К сожалению, пока что ученые честно признаются, что они понятия не имеют, почему C. G. смогла настолько легко отделаться. Может быть, она феномен – в том смысле, что все ключевые нейронные контуры у нее в принципе с самого начала располагались в мозге не так, как у обычных людей, и поэтому не были затронуты инсультом, хотя должны были бы. Может быть, она феномен с точки зрения способностей к восстановлению функций – большинство тестов проводилось через год после инсульта. Может быть, она феномен с точки зрения резервов мозга – здесь авторы отмечают, что она никогда не пила и не курила, хорошо училась, занималась спортом, рисовала и играла в интеллектуальные игры. Может быть, второй инсульт каким‐то образом сыграл роль противовеса первому. (Также может быть, что это все циничная фальсификация, но все‐таки вряд ли: журнал приличный, руководитель исследования – серьезный высокоцитируемый ученый, было бы невыгодно так рисковать. Но цитирований у этой его статьи пока мало, потому что она относительно свежая, проверки тех же результатов другими авторами пока нет, так что вы перепроверьте после выхода книжки, может быть, к тому времени что‐то прояснится.)
Как бы то ни было, травмы мозга не могут и не должны быть главным источником информации о его функциях.
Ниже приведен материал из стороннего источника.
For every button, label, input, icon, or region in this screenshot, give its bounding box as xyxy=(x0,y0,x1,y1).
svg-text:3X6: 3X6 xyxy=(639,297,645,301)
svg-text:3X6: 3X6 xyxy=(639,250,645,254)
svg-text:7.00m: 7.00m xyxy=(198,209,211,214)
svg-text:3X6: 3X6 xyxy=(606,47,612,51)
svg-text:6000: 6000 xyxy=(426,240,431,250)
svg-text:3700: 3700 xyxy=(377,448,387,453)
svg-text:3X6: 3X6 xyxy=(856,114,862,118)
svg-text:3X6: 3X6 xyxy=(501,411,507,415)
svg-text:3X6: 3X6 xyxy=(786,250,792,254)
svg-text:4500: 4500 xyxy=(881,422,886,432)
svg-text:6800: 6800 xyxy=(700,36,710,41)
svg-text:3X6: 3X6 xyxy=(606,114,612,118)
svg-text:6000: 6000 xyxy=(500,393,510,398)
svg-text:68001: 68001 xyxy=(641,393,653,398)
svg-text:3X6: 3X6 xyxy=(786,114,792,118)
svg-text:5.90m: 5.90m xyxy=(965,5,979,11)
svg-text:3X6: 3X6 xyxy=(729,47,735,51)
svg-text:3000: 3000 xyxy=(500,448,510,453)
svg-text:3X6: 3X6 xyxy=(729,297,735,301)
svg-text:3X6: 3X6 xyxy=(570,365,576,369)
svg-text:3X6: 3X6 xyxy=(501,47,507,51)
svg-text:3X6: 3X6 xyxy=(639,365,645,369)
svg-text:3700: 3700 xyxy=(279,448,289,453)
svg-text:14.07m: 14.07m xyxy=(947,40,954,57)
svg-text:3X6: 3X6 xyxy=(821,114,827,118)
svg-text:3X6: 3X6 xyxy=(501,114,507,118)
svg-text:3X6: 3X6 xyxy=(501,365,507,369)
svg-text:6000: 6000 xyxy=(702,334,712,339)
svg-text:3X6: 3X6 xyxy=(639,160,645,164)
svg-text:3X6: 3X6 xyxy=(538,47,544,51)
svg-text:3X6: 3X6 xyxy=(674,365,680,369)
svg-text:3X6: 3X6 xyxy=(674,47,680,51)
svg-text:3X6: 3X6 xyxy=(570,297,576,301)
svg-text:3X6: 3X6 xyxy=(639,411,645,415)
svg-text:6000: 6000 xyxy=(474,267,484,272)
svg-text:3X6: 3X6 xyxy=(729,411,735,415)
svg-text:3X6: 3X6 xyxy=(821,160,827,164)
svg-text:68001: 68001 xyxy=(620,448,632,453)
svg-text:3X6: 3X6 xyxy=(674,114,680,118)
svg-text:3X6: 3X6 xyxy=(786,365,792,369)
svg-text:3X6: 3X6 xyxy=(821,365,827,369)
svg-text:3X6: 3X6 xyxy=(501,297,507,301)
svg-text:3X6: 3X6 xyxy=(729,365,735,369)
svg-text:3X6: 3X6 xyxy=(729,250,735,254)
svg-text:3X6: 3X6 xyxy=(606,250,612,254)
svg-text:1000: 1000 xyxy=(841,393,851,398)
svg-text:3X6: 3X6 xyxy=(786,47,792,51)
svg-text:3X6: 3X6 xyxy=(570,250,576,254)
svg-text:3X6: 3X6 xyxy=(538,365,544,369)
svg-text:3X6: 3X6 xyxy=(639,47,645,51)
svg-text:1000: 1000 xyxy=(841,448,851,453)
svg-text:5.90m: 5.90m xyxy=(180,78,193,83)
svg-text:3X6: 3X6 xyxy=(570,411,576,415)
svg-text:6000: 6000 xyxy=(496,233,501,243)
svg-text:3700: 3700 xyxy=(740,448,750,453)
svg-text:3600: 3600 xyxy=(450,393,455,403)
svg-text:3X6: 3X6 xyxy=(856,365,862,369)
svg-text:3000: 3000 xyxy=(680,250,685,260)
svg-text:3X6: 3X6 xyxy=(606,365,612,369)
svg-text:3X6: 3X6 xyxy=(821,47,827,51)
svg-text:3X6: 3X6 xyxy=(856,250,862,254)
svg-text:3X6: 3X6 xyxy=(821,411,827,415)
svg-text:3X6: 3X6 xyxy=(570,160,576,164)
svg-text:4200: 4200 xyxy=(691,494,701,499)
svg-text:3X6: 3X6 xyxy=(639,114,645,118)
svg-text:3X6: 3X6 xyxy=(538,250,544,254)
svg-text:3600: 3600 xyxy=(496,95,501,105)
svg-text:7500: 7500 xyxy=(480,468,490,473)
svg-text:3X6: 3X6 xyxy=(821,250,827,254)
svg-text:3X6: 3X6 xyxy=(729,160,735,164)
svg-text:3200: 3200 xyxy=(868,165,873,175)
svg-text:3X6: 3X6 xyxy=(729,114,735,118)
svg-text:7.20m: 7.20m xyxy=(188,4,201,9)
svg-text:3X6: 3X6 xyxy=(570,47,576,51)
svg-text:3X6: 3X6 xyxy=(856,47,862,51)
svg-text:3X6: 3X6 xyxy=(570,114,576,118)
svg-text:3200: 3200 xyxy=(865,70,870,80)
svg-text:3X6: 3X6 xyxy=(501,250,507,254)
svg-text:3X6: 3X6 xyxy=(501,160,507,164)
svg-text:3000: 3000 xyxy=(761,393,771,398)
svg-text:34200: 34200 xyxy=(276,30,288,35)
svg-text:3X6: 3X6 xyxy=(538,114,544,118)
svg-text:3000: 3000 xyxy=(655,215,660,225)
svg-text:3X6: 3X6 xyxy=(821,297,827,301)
Во-первых, они, к счастью, относительно редко встречаются. Во-вторых, они разные у разных людей. В-третьих, состояние пациентов изменяется, по мере того как проходит время. Все это неизбежно приводит к тому, что исследователи работают с очень маленькими выборками, а то и вовсе с единичными случаями. Поэтому, если бы в распоряжении нейробиологии были только люди с поврежденным мозгом и не было бы никаких экспериментальных методов для перепроверки полученных гипотез, это была бы довольно маленькая, туманная и скучная наука. К счастью, это не так.